PLoS ONE (Jan 2020)

Propensity score adjustment using machine learning classification algorithms to control selection bias in online surveys.

  • Ramón Ferri-García,
  • María Del Mar Rueda

DOI
https://doi.org/10.1371/journal.pone.0231500
Journal volume & issue
Vol. 15, no. 4
p. e0231500

Abstract

Read online

Modern survey methods may be subject to non-observable bias, from various sources. Among online surveys, for example, selection bias is prevalent, due to the sampling mechanism commonly used, whereby participants self-select from a subgroup whose characteristics differ from those of the target population. Several techniques have been proposed to tackle this issue.

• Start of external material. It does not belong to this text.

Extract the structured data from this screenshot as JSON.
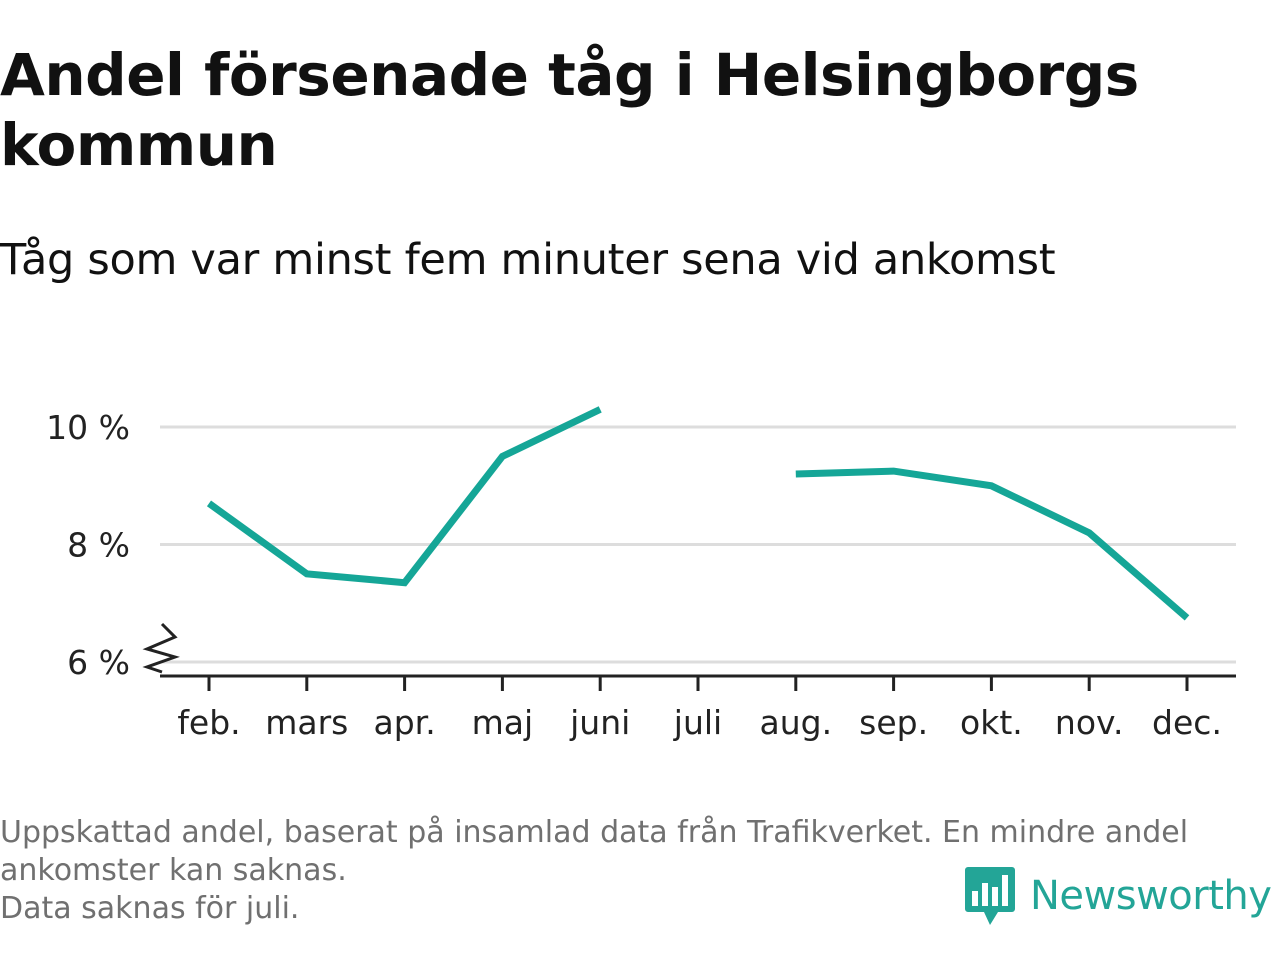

One such is Propensity Score Adjustment (PSA), which is widely used and has been analysed in various studies. The usual method of estimating the propensity score is logistic regression, which requires a reference probability sample in addition to the online nonprobability sample. The predicted propensities can be used for reweighting using various estimators. However, in the online survey context, there are alternatives that might outperform logistic regression regarding propensity estimation. The aim of the present study is to determine the efficiency of some of these alternatives, involving Machine Learning (ML) classification algorithms. PSA is applied in two simulation scenarios, representing situations commonly found in online surveys, using logistic regression and ML models for propensity estimation. The results obtained show that ML algorithms remove selection bias more effectively than logistic regression when used for PSA, but that their efficacy depends largely on the selection mechanism employed and the dimensionality of the data.